Regeneration of the central nervous system-principles from brain regeneration in adult zebrafish

Figure 1 Regenerating organs in adult zebrafish. In contrast to mammals, adult zebrafish are able to efficiently regenerate the lost tissue architecture and retrieve the functions of brain (A), spinal cord (B), retina (C), fin (D) and heart (E).

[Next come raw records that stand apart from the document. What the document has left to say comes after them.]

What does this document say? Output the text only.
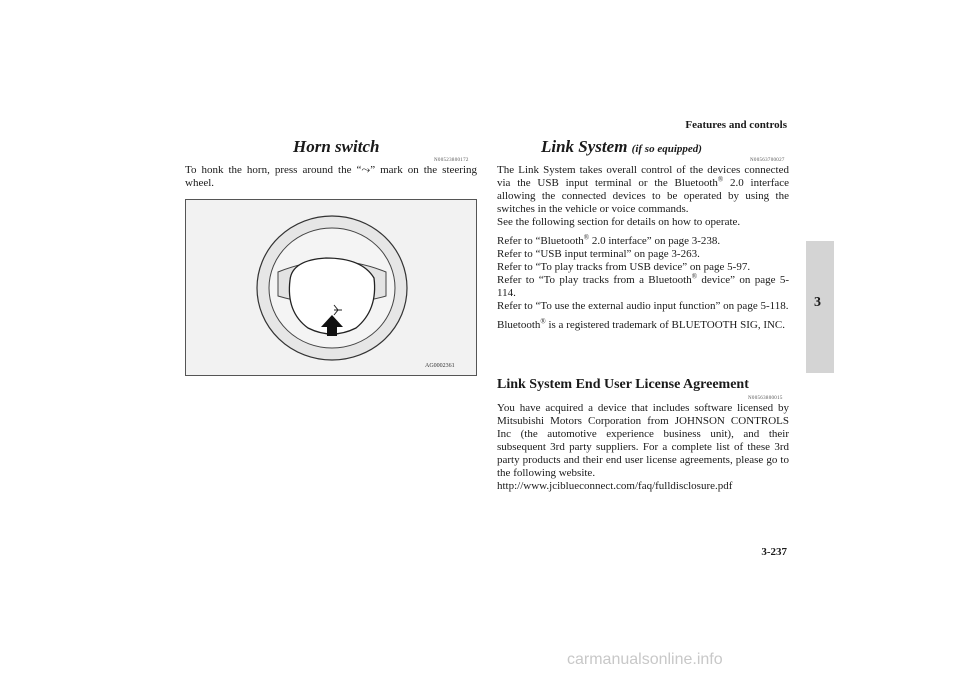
Features and controls
3
Horn switch
N00523800172
To honk the horn, press around the “⤳” mark on the steering wheel.
AG0002361
Link System (if so equipped)
N00563700027

The Link System takes overall control of the devices connected via the USB input terminal or the Bluetooth® 2.0 interface allowing the connected devices to be operated by using the switches in the vehicle or voice commands.

See the following section for details on how to operate.

Refer to “Bluetooth® 2.0 interface” on page 3-238.

Refer to “USB input terminal” on page 3-263.

Refer to “To play tracks from USB device” on page 5-97.

Refer to “To play tracks from a Bluetooth® device” on page 5-114.

Refer to “To use the external audio input function” on page 5-118.

Bluetooth® is a registered trademark of BLUETOOTH SIG, INC.

Link System End User License Agreement
N00563800015

You have acquired a device that includes software licensed by Mitsubishi Motors Corporation from JOHNSON CONTROLS Inc (the automotive experience business unit), and their subsequent 3rd party suppliers. For a complete list of these 3rd party products and their end user license agreements, please go to the following website.

http://www.jciblueconnect.com/faq/fulldisclosure.pdf

3-237
carmanualsonline.info
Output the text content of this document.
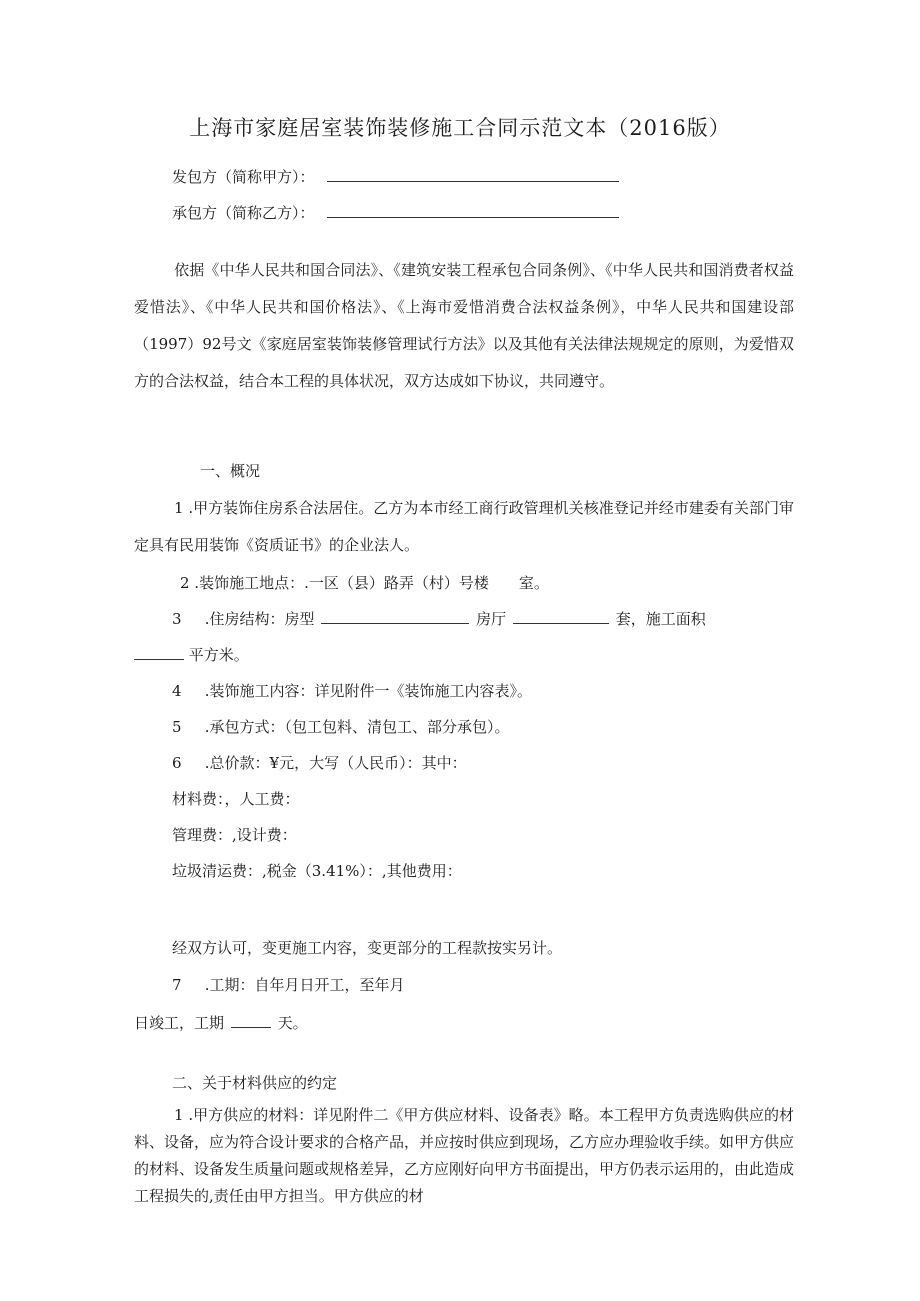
上海市家庭居室装饰装修施工合同示范文本（2016版）
发包方（简称甲方）：
承包方（简称乙方）：
依据《中华人民共和国合同法》、《建筑安装工程承包合同条例》、《中华人民共和国消费者权益爱惜法》、《中华人民共和国价格法》、《上海市爱惜消费合法权益条例》，中华人民共和国建设部（1997）92号文《家庭居室装饰装修管理试行方法》以及其他有关法律法规规定的原则，为爱惜双方的合法权益，结合本工程的具体状况，双方达成如下协议，共同遵守。
一、概况
1 .甲方装饰住房系合法居住。乙方为本市经工商行政管理机关核准登记并经市建委有关部门审定具有民用装饰《资质证书》的企业法人。
2 .装饰施工地点：.一区（县）路弄（村）号楼　　室。
3 .住房结构：房型	房厅	套，施工面积
平方米。
4 .装饰施工内容：详见附件一《装饰施工内容表》。
5 .承包方式：（包工包料、清包工、部分承包）。
6 .总价款：¥元，大写（人民币）：其中：
材料费：，人工费：
管理费：,设计费：
垃圾清运费：,税金（3.41%）：,其他费用：
经双方认可，变更施工内容，变更部分的工程款按实另计。
7 .工期：自年月日开工，至年月
日竣工，工期	天。
二、关于材料供应的约定
1 .甲方供应的材料：详见附件二《甲方供应材料、设备表》略。本工程甲方负责选购供应的材料、设备，应为符合设计要求的合格产品，并应按时供应到现场，乙方应办理验收手续。如甲方供应的材料、设备发生质量问题或规格差异，乙方应刚好向甲方书面提出，甲方仍表示运用的，由此造成工程损失的,责任由甲方担当。甲方供应的材
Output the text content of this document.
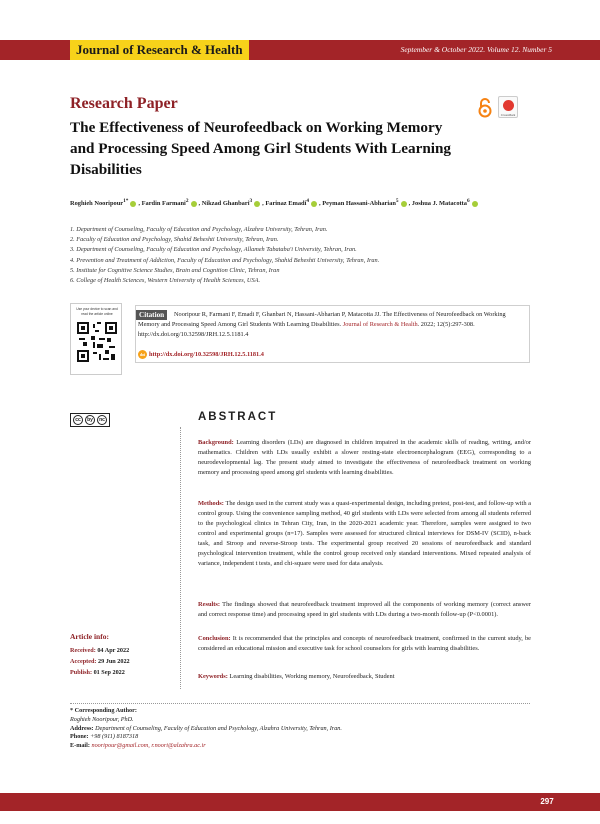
Journal of Research & Health	September & October 2022. Volume 12. Number 5
Research Paper
The Effectiveness of Neurofeedback on Working Memory and Processing Speed Among Girl Students With Learning Disabilities
CrossMark
Roghieh Nooripour$^{1*}$ , Fardin Farmani$^2$ , Nikzad Ghanbari$^3$ , Farinaz Emadi$^4$ , Peyman Hassani-Abharian$^5$ , Joshua J. Matacotta$^6$
1. Department of Counseling, Faculty of Education and Psychology, Alzahra University, Tehran, Iran.
2. Faculty of Education and Psychology, Shahid Beheshti University, Tehran, Iran.
3. Department of Counseling, Faculty of Education and Psychology, Allameh Tabataba'i University, Tehran, Iran.
4. Prevention and Treatment of Addiction, Faculty of Education and Psychology, Shahid Beheshti University, Tehran, Iran.
5. Institute for Cognitive Science Studies, Brain and Cognition Clinic, Tehran, Iran
6. College of Health Sciences, Western University of Health Sciences, USA.
Use your device to scan and read the article online	Citation	Nooripour R, Farmani F, Emadi F, Ghanbari N, Hassani-Abharian P, Matacotta JJ. The Effectiveness of Neurofeedback on Working Memory and Processing Speed Among Girl Students With Learning Disabilities. Journal of Research & Health. 2022; 12(5):297-308. http://dx.doi.org/10.32598/JRH.12.5.1181.4
doi http://dx.doi.org/10.32598/JRH.12.5.1181.4
cc	by	nc	ABSTRACT

Background: Learning disorders (LDs) are diagnosed in children impaired in the academic skills of reading, writing, and/or mathematics. Children with LDs usually exhibit a slower resting-state electroencephalogram (EEG), corresponding to a neurodevelopmental lag. The present study aimed to investigate the effectiveness of neurofeedback treatment on working memory and processing speed among girl students with learning disabilities.

Methods: The design used in the current study was a quasi-experimental design, including pretest, post-test, and follow-up with a control group. Using the convenience sampling method, 40 girl students with LDs were selected from among all students referred to the psychological clinics in Tehran City, Iran, in the 2020-2021 academic year. Therefore, samples were assigned to two control and experimental groups (n=17). Samples were assessed for structured clinical interviews for DSM-IV (SCID), n-back task, and Stroop and reverse-Stroop tests. The experimental group received 20 sessions of neurofeedback and standard psychological intervention treatment, while the control group received only standard interventions. Mixed repeated analysis of variance, independent t tests, and chi-square were used for data analysis.

Results: The findings showed that neurofeedback treatment improved all the components of working memory (correct answer and correct response time) and processing speed in girl students with LDs during a two-month follow-up (P<0.0001).

Conclusion: It is recommended that the principles and concepts of neurofeedback treatment, confirmed in the current study, be considered an educational mission and executive task for school counselors for girls with learning disabilities.

Keywords: Learning disabilities, Working memory, Neurofeedback, Student

Article info:
Received: 04 Apr 2022
Accepted: 29 Jun 2022
Publish: 01 Sep 2022
* Corresponding Author:
Roghieh Nooripour, PhD.
Address: Department of Counseling, Faculty of Education and Psychology, Alzahra University, Tehran, Iran.
Phone: +98 (911) 8187318
E-mail: nooripour@gmail.com, r.noori@alzahra.ac.ir
297
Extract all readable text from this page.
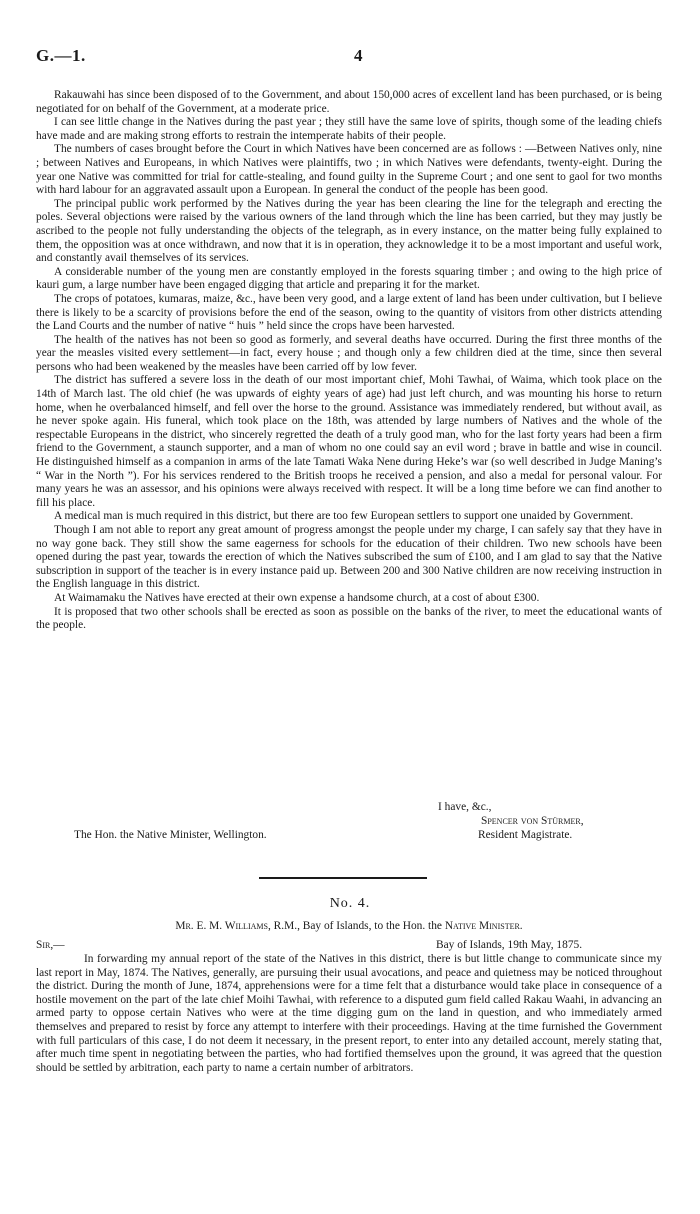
G.—1.	4

Rakauwahi has since been disposed of to the Government, and about 150,000 acres of excellent land has been purchased, or is being negotiated for on behalf of the Government, at a moderate price.

I can see little change in the Natives during the past year ; they still have the same love of spirits, though some of the leading chiefs have made and are making strong efforts to restrain the intemperate habits of their people.

The numbers of cases brought before the Court in which Natives have been concerned are as follows : —Between Natives only, nine ; between Natives and Europeans, in which Natives were plaintiffs, two ; in which Natives were defendants, twenty-eight. During the year one Native was committed for trial for cattle-stealing, and found guilty in the Supreme Court ; and one sent to gaol for two months with hard labour for an aggravated assault upon a European. In general the conduct of the people has been good.

The principal public work performed by the Natives during the year has been clearing the line for the telegraph and erecting the poles. Several objections were raised by the various owners of the land through which the line has been carried, but they may justly be ascribed to the people not fully understanding the objects of the telegraph, as in every instance, on the matter being fully explained to them, the opposition was at once withdrawn, and now that it is in operation, they acknowledge it to be a most important and useful work, and constantly avail themselves of its services.

A considerable number of the young men are constantly employed in the forests squaring timber ; and owing to the high price of kauri gum, a large number have been engaged digging that article and preparing it for the market.

The crops of potatoes, kumaras, maize, &c., have been very good, and a large extent of land has been under cultivation, but I believe there is likely to be a scarcity of provisions before the end of the season, owing to the quantity of visitors from other districts attending the Land Courts and the number of native “ huis ” held since the crops have been harvested.

The health of the natives has not been so good as formerly, and several deaths have occurred. During the first three months of the year the measles visited every settlement—in fact, every house ; and though only a few children died at the time, since then several persons who had been weakened by the measles have been carried off by low fever.

The district has suffered a severe loss in the death of our most important chief, Mohi Tawhai, of Waima, which took place on the 14th of March last. The old chief (he was upwards of eighty years of age) had just left church, and was mounting his horse to return home, when he overbalanced himself, and fell over the horse to the ground. Assistance was immediately rendered, but without avail, as he never spoke again. His funeral, which took place on the 18th, was attended by large numbers of Natives and the whole of the respectable Europeans in the district, who sincerely regretted the death of a truly good man, who for the last forty years had been a firm friend to the Government, a staunch supporter, and a man of whom no one could say an evil word ; brave in battle and wise in council. He distinguished himself as a companion in arms of the late Tamati Waka Nene during Heke’s war (so well described in Judge Maning’s “ War in the North ”). For his services rendered to the British troops he received a pension, and also a medal for personal valour. For many years he was an assessor, and his opinions were always received with respect. It will be a long time before we can find another to fill his place.

A medical man is much required in this district, but there are too few European settlers to support one unaided by Government.

Though I am not able to report any great amount of progress amongst the people under my charge, I can safely say that they have in no way gone back. They still show the same eagerness for schools for the education of their children. Two new schools have been opened during the past year, towards the erection of which the Natives subscribed the sum of £100, and I am glad to say that the Native subscription in support of the teacher is in every instance paid up. Between 200 and 300 Native children are now receiving instruction in the English language in this district.

At Waimamaku the Natives have erected at their own expense a handsome church, at a cost of about £300.

It is proposed that two other schools shall be erected as soon as possible on the banks of the river, to meet the educational wants of the people.

I have, &c.,
Spencer von Stürmer,
The Hon. the Native Minister, Wellington.	Resident Magistrate.
No. 4.
Mr. E. M. Williams, R.M., Bay of Islands, to the Hon. the Native Minister.
Sir,—	Bay of Islands, 19th May, 1875.

In forwarding my annual report of the state of the Natives in this district, there is but little change to communicate since my last report in May, 1874. The Natives, generally, are pursuing their usual avocations, and peace and quietness may be noticed throughout the district. During the month of June, 1874, apprehensions were for a time felt that a disturbance would take place in consequence of a hostile movement on the part of the late chief Moihi Tawhai, with reference to a disputed gum field called Rakau Waahi, in advancing an armed party to oppose certain Natives who were at the time digging gum on the land in question, and who immediately armed themselves and prepared to resist by force any attempt to interfere with their proceedings. Having at the time furnished the Government with full particulars of this case, I do not deem it necessary, in the present report, to enter into any detailed account, merely stating that, after much time spent in negotiating between the parties, who had fortified themselves upon the ground, it was agreed that the question should be settled by arbitration, each party to name a certain number of arbitrators.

Figure 2 Schematic representation of the main cell types in the adult zebrafish telencephalon, with focus on two distinct neurogenic niches, the dorsal ventricular zone and the medio-ventricular zone. A: The dorsal ventricular zone hosts ependymoglial cells (light green), quiescent and slow-cycling adult neural stem cells, intermediate progenitor cells (light blue) and neurons (yellow); B: The medio-ventricular zone hosts neuroepithelial-like cells (magenta), characterized by faster cell cycle. Intermediate progenitor cells (light blue) are deposited in the subventricular layer and they can either differentiate into neurons (yellow) or migrate to the olfactoy bulb. Microglial (blue) and oligodendroglial (brown) cells can be found in the subventricular zone and in the parenchyma of the adult zebrafish telencephalon.

Figure 3 Established paradigms to study cellular and molecular mechanisms of regeneration in the telencephalon and cerebellum of adult zebrafish. A: Mechanical injury to lesion the adult zebrafish telencephalon, damaging the ventricular zone containing neural stem cells; B: Mechanical injury to lesion the adult zebrafish telencephalon, sparing the ventricular zone containing neural stem cells; C: Cerebroventricular microinjections of Aβ42 derivatives to study neurodegeneration in the adult zebrafish telencephalon; D: Mechanical injury of the adult zebrafish cerebellum.

Figure 4 Glial cell reactivity and tissue restoration in the adult zebrafish telencephalon in response to stab wound injury. A: Representative scheme of cell composition in the intact telencephalon of adult zebrafish; B-D: Cellular response to mechanical injury in the adult zebrafish telencephalon; B: Injury-induced cell death stimulates the activation of inflammatory response. ATP is sensed by microglial cells (blue), through P2Y12 receptor, triggering their change in morphology and their migration, together with oligodendroglial precursor cells (OPCs, brown) at the injury site (blue circle); C: Microglial and oligodendroglial cell accumulation is resolved and intermediate progenitors (light blue), source of newly formed neurons (yellow), populate the injury site, where they start differentiating into neurons. Proliferation reaches its peak in the ventricular zone, where stem cells (ependymoglial cells, light green) reside. This cellular response seems to be required to increase the neuronal output and to re-populate the loss of progenitors in the subventricular zone, due to their migration to compensate the neuronal loss at the injury site; D: Regeneration is efficiently completed, stem cell activation returns to basal levels, surviving newborn neurons are found at the injury site and manage to survive, no signs of glial scar can be found; E: Scheme of genes specifically regulated in ependymoglial cells, relevant for their activation state and the promotion of restorative neurogenesis.